I don't know how much this has actually helped...small pan-carnivorans are pretty similar, and the figures themselves are pretty vague. But hopefully I've at least given a few suggestions on where to take inspiration.

Saarlooswolfhound

#5
Thank you Sbell! You understood the assignment I was trying to present.

I know that these all are intended to be mongoose/genet/civet species etc. In fact, I am the one who originally collected the "dwarf mongoose" and helped get it ID'd for TAW on the Nayab page. I have the smaller version of the model I am keeping for this species in my collection. Perhaps I didn't explain my concept well enough, but my project idea is to take these models that I personally feel don't match their closest extant species ID and take the opportunity to not just throw them away, but to make them into something more interesting for me.

The issue is that even though I have read a half dozen books on early mammals and have done all the googling I can, many books tend to be a fair bit too generic and it has been difficult to find something more concrete for inspiration for paintwork. I.e. I have a small chinamal uinatherium I painted like an okapi because I thought it'd look nice.
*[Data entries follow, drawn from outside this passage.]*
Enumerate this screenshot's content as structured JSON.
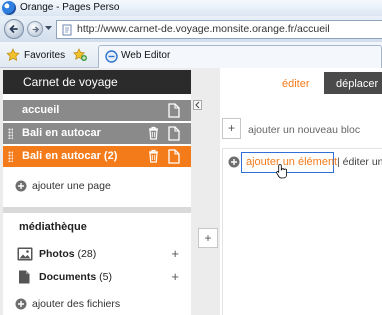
{
  "browser": {
    "window_title": "Orange - Pages Perso",
    "address": "http://www.carnet-de.voyage.monsite.orange.fr/accueil",
    "favorites_label": "Favorites",
    "tab_label": "Web Editor"
  },
  "header": {
    "site_title": "Carnet de voyage",
    "tabs": [
      {
        "label": "éditer",
        "active": true
      },
      {
        "label": "déplacer",
        "active": false
      }
    ]
  },
  "sidebar": {
    "pages": [
      {
        "label": "accueil",
        "active": false
      },
      {
        "label": "Bali en autocar",
        "active": false
      },
      {
        "label": "Bali en autocar (2)",
        "active": true
      }
    ],
    "add_page_label": "ajouter une page",
    "media": {
      "heading": "médiathèque",
      "items": [
        {
          "name": "Photos",
          "count": "(28)"
        },
        {
          "name": "Documents",
          "count": "(5)"
        }
      ],
      "add_files_label": "ajouter des fichiers"
    }
  },
  "content": {
    "add_block_label": "ajouter un nouveau bloc",
    "add_element_label": "ajouter un élément",
    "edit_label": "| éditer un"
  },
  "colors": {
    "accent": "#f47b1a",
    "dark_header": "#2b2b2b",
    "page_row_gray": "#8a8a8a",
    "focus_blue": "#2f6fd6"
  }
}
I don't want to go quite *that* imaginative and wanted to emulate something a little less fanciful (yes, I know that there is no way to tell the color of pelage for these animals). Essentially, I am just trying to find a middle ground between creating something realistic, but also more interesting than just flat brown.

Sbell, you've given me a bit more to research on and peruse any paleoart for these groups. This project will be down the road a bit, but ya helped me clear the mental roadblock and I can keep mulling over possible paint schemes. Thanks!

sbell

@Saarlooswolfhound happy to help. I think many of us have done that with figures that don't quite match up with their intended animals.
Hyena figures are notorious for this.